Note that functional unit tests that are written in Java and use zeebe-proces-test, will use an in-memory broker in unit tests, so no development cluster is needed for this use case.
For typical integration or functional test environments, you can normally just deploy a small cluster, like the one shown above, even if your production environment is sized bigger. This is typically sufficient, as functional tests typically run much smaller workloads.
Load or performance tests ideally run on the same sizing configuration as your production instance to yield reliable results.

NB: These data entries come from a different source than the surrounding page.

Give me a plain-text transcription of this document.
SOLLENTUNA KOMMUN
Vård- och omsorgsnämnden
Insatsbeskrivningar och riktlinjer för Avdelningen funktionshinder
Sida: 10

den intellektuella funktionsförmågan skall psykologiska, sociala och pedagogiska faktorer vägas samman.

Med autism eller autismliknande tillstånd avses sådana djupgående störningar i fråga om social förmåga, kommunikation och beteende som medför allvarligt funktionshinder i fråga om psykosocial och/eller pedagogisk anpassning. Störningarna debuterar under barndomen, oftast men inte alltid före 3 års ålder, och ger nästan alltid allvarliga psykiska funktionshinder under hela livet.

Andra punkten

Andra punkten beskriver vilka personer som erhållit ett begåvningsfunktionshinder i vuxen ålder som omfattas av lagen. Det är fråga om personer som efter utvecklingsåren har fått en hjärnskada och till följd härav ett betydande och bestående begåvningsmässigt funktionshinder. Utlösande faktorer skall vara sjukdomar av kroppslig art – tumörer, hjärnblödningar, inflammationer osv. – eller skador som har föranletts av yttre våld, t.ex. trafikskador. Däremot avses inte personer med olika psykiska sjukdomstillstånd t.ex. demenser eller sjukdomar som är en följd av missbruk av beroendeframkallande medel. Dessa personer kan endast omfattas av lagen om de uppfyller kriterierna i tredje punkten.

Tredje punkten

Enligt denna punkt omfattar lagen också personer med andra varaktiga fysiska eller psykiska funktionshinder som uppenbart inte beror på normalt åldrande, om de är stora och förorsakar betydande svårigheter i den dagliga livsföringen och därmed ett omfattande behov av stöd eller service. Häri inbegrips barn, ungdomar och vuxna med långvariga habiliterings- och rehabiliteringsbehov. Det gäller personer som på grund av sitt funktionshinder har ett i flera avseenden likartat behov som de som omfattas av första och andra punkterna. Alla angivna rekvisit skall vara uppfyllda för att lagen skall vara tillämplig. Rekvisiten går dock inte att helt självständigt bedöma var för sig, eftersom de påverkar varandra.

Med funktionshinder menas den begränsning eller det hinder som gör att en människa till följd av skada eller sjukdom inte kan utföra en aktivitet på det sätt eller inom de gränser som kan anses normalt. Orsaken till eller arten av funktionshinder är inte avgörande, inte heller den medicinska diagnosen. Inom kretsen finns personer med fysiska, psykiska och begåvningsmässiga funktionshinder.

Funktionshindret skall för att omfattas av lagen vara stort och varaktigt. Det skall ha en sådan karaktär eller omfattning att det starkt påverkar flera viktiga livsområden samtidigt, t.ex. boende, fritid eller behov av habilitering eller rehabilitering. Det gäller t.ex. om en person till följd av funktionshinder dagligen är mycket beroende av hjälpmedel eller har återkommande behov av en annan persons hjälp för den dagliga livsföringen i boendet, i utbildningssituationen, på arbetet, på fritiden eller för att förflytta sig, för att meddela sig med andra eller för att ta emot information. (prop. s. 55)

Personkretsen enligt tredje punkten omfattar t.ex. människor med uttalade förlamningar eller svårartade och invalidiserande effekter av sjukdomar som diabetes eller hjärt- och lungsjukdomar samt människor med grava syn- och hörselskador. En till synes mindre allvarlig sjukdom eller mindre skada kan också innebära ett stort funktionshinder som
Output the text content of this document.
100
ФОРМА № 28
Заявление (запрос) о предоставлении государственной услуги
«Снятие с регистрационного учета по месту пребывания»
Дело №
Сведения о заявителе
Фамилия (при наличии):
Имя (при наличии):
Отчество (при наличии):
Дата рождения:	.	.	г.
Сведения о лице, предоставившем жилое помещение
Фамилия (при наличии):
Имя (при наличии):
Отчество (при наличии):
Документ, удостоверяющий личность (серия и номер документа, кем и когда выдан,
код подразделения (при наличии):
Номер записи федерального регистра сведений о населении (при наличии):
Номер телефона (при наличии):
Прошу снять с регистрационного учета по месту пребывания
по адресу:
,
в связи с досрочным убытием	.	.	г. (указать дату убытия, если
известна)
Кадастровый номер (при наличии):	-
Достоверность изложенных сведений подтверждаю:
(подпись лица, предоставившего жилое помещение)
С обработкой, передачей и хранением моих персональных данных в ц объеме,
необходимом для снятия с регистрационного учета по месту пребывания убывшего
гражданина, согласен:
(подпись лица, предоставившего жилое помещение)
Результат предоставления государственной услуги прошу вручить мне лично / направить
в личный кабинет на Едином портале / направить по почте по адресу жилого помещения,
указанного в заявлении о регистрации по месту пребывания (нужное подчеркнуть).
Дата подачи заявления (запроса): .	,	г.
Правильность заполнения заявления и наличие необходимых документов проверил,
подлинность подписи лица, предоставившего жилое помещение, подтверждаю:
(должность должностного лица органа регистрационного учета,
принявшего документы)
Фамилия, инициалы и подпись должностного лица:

A typical customer set-up consists of:
- 1 Production cluster
- 1 Integration or pre-prod cluster (equal in size to your anticipated production cluster if you want to run load tests or benchmarks)
- 1 Test cluster
- Multiple developer clusters
Ideally, every active developer runs its own cluster, so that the workflow engine does not need to be shared amongst developers. Otherwise clusters are not isolated, which can lead to errors if for example developer A deploys a new version of the same process as developer B. Typically, developer clusters can be deleted when they are no longer used, as no data needs to be kept, so you might not need one cluster per developer that works with Camunda Cloud at some point in time. And using in-memory unit tests further reduces the contention on developer clusters.
However, some customers do share a Camunda Cloud cluster amongst various developers for economic reasons. This can work well if everybody is aware of the problems that can arise.
Running experiments and benchmarks​
If you are in doubt about which package to choose, you can do a load test with a representative workload with the target hardware package. This will help you decide if the specific package can serve your needs.
This is recommended if you exceed the above numbers of three million process instances per day.
You can look at the Zeebe benchmark project. While this project will not run out-of-the-box (e.g. you need need to build starter and worker code yourself and use self-created docker images), you can use it as a starting point for own endavours.